Imlerith picture Imlerith · Sep 5, 2016 · Viewed 9.2k times · Source

Suppose I have the following data:

a <- data.frame(var1=letters,var2=runif(26))

Suppose I want to scale every value in var2 such that the sum of the var2 column is equal to 1 (basically turn the var2 column into a probability distribution)

I have tried the following:

a$var2 <- lapply(a$var2,function(x) (x-min(a$var2))/(max(a$var2)-min(a$var2)))

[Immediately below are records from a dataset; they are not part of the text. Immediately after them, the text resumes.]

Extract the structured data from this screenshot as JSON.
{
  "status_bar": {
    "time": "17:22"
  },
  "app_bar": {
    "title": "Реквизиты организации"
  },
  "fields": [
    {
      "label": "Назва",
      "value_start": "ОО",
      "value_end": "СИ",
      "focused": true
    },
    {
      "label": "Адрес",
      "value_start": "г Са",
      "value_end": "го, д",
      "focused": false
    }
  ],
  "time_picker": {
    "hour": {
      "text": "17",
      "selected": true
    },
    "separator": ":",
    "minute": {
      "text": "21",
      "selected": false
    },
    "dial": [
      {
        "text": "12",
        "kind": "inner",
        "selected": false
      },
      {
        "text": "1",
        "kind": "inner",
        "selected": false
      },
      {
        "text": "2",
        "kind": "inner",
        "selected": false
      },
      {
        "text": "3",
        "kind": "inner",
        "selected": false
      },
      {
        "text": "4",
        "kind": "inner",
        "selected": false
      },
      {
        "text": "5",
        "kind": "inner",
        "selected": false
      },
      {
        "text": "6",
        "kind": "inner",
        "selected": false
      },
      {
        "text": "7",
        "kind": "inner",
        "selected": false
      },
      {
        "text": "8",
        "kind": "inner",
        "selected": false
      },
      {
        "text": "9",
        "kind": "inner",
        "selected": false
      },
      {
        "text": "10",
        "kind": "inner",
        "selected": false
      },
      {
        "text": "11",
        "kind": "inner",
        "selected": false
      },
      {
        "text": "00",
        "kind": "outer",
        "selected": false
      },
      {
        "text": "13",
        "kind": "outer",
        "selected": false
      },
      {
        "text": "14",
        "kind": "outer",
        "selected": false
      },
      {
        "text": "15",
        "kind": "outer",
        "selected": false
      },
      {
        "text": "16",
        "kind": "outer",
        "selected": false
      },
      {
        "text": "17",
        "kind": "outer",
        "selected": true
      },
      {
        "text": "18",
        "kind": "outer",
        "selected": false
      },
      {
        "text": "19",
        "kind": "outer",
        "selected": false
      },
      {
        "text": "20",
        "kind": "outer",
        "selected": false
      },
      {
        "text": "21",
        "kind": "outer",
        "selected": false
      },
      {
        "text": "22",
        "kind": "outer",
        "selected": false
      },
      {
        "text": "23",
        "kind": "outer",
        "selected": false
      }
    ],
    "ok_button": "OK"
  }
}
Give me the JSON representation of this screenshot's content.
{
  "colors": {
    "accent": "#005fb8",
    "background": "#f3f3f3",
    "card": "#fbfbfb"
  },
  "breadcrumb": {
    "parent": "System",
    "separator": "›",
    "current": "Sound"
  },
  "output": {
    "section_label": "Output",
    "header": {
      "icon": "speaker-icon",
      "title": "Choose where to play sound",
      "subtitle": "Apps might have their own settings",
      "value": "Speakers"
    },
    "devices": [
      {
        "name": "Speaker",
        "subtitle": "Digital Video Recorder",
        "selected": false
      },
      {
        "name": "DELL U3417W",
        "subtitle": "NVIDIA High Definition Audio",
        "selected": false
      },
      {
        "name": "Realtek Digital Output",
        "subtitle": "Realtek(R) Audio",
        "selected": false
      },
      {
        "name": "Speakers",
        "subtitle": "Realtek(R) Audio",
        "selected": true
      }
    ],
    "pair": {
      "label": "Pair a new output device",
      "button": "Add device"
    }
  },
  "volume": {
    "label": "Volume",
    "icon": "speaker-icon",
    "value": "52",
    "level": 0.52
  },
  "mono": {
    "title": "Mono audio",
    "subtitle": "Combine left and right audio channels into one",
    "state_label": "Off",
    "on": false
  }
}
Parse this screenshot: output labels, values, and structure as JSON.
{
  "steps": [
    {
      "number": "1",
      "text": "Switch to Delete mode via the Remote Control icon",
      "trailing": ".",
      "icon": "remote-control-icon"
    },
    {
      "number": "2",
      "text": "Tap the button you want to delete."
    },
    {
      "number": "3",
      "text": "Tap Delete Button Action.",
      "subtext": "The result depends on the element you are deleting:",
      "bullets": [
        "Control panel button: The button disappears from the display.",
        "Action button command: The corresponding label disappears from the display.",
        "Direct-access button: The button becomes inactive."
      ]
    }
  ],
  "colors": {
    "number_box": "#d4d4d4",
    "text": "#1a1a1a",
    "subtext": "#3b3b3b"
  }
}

this not only gives an overall sum greater than 1 but also turns the var2 column into a list on which I can't do operations like sum

Is there any valid way of turning this column into a probability distribution?

Answer

Zheyuan Li picture Zheyuan Li · Sep 5, 2016

Suppose you have a vector x with non-negative values and no NA, you can normalize it by

x / sum(x)

which is a proper probability mass function.

The transform you take:

(x - min(x)) / (max(x) - min(x))

only rescales x onto [0, 1], but does not ensure "summation to 1".


Regarding you code

There is no need to use lapply here:

lapply(a$var2, function(x) (x-min(a$var2)) / (max(a$var2) - min(a$var2)))

Just use vectorized operation

a$var2 <- with(a, (var2 - min(var2)) / (max(var2) - min(var2)))

As you said, lapply gives you a list, and that is what "l" in "lapply" refers to. You can use unlist to collapse that list into a vector; or, you can use sapply, where "s" implies "simplification (when possible)".